In our study, there were no significant differences between the PM and FM multistep matching parameters when using the automatch software. This is so because the four‐step process is identical except for the final step, when the full 512×512 pixel resolution is used for the PM parameters. The increased resolution for this final step did not result in any statistical differences between the PM and FM matching parameters’ results. For all dimensions, the magnitude of the deviation does not appear to be correlated with the magnitude of the actual translation introduced. We found no differences between the 0.625 mm and 2.5 mm acquisition data, which indicate the minimal influence of slice spacing on DRR reconstruction. However, Murphy reported the influence of CT slice thickness in radiographic patient positioning for 3.0‐mm and 1.5‐mm spacing. (18) The use of slice spacing greater than 2.5 mm may lead to poor DRR reconstruction, but that was not evaluated in this study. Our clinical institution uses 2.5‐mm slice spacing for all DRR reconstructions for patient treatment planning. Using the 2.5‐mm slice spacing, the average 3D offset vector was reported as 1.4 mm for the combined translations and rotation tests.
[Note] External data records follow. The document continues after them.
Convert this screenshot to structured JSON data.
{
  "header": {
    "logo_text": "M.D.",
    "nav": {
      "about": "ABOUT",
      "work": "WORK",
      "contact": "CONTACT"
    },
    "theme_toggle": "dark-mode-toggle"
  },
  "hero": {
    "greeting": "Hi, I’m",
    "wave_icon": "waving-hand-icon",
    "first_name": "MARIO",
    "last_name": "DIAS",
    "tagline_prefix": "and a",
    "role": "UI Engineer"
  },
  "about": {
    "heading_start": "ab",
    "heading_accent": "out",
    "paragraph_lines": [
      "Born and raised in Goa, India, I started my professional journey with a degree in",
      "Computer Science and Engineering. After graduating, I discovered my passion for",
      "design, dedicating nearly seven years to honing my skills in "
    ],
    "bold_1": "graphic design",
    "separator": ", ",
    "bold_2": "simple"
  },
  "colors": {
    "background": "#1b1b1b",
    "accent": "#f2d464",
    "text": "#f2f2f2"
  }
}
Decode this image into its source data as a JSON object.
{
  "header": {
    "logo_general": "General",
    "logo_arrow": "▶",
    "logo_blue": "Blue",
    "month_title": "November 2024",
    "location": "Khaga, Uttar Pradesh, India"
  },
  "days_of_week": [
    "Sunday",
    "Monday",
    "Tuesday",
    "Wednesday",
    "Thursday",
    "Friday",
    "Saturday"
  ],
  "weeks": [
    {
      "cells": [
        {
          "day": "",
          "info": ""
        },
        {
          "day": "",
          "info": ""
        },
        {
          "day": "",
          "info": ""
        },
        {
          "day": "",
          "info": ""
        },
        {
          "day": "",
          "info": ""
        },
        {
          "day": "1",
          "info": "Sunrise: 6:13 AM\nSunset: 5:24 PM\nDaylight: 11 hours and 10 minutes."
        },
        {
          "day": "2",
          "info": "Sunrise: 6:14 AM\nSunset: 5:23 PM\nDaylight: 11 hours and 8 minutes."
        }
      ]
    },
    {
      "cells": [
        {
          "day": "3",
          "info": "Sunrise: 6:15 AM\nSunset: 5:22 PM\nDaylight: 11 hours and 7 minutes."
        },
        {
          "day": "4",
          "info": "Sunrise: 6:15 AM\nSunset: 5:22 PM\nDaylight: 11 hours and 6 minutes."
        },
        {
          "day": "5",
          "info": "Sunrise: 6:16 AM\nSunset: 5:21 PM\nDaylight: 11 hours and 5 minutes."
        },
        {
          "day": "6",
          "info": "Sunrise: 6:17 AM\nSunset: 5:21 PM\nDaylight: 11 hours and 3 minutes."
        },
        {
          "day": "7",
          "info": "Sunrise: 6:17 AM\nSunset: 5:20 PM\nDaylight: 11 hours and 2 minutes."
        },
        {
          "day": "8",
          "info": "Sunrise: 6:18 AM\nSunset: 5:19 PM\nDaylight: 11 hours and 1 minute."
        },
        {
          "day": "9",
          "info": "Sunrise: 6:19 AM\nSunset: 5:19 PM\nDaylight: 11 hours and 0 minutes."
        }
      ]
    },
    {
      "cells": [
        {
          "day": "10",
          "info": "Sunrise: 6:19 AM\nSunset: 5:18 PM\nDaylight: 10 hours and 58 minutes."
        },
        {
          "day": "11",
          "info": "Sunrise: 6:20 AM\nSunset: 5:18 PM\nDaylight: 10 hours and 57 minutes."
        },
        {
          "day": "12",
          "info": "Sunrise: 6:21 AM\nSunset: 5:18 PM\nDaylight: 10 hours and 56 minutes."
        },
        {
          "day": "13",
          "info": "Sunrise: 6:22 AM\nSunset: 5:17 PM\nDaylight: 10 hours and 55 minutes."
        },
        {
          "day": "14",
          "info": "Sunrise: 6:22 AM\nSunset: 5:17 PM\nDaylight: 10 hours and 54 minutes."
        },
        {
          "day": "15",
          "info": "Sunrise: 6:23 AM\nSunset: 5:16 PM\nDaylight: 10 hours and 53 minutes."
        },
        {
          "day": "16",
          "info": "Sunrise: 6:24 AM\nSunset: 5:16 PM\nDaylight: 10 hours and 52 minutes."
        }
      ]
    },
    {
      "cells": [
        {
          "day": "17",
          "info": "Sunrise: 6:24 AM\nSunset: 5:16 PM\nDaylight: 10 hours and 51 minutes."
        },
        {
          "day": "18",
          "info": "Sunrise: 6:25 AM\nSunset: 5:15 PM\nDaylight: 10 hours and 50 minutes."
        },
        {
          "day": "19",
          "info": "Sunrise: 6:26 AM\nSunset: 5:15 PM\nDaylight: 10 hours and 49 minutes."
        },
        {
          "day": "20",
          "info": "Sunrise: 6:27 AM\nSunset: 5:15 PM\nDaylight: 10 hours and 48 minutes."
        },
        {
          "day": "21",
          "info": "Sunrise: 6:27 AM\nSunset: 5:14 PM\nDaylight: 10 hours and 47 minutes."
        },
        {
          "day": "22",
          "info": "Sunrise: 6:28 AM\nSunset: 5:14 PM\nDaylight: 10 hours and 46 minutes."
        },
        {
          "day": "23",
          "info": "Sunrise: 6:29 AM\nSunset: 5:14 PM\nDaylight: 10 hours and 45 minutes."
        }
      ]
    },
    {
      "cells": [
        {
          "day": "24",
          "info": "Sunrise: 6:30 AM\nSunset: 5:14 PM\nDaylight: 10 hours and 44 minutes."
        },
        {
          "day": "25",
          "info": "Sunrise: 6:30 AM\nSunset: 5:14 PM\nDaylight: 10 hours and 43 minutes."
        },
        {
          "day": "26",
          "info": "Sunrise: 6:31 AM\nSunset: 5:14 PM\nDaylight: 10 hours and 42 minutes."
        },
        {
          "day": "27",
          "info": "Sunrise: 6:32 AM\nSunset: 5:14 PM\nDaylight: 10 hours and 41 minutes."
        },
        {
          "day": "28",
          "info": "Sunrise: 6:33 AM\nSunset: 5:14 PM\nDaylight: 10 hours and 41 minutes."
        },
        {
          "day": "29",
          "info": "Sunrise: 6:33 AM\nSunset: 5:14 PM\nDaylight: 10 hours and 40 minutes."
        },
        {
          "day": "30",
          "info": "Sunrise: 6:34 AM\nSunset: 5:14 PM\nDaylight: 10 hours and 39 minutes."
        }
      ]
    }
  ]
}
The accuracy of the OBI system to detect a known offset using phantoms can be put into perspective by a few points. If using the 1.4‐mm 3D offset as the uncertainty for detecting a known offset, the pixel sizes of CT datasets may be 0.97 mm for typical patient scans, which is similar in scale. In addition, the dose calculation grid size used for treatment planning is greater than 2 mm for most treatment‐planning situations. Another point is that the graphical user interface for the OBI software reports the couch shifts in millimeter resolution, which prevents any possibility of submillimeter accuracy. Thus, an overall uncertainty in the positioning of known offsets is approximately 1.4 mm for most clinical cases. This type of uncertainty should be considered for target delineation when using image‐guided radiation therapy for consideration of margin reductions.

V. CONCLUSION

The OBI system has been successfully integrated into a feasible online radiotherapy treatment‐guidance procedure. Use of an automated image registration system based on mutual information provides the clinician with an objective method of online patient repositioning. In the phantom verification tests performed in this study, the registration algorithm is capable of detecting known translations and rotations with an accuracy of less than 1.4 mm for a 3D vector offset (0.4 mm, 1.1 mm, and 0.8 mm in lateral, longitudinal, and vertical dimensions, respectively). This approach validates the use of this algorithm for online patient repositioning, but evaluation of each patient's resulting automatch should be performed by therapists before each treatment session for adequate clinical oversight.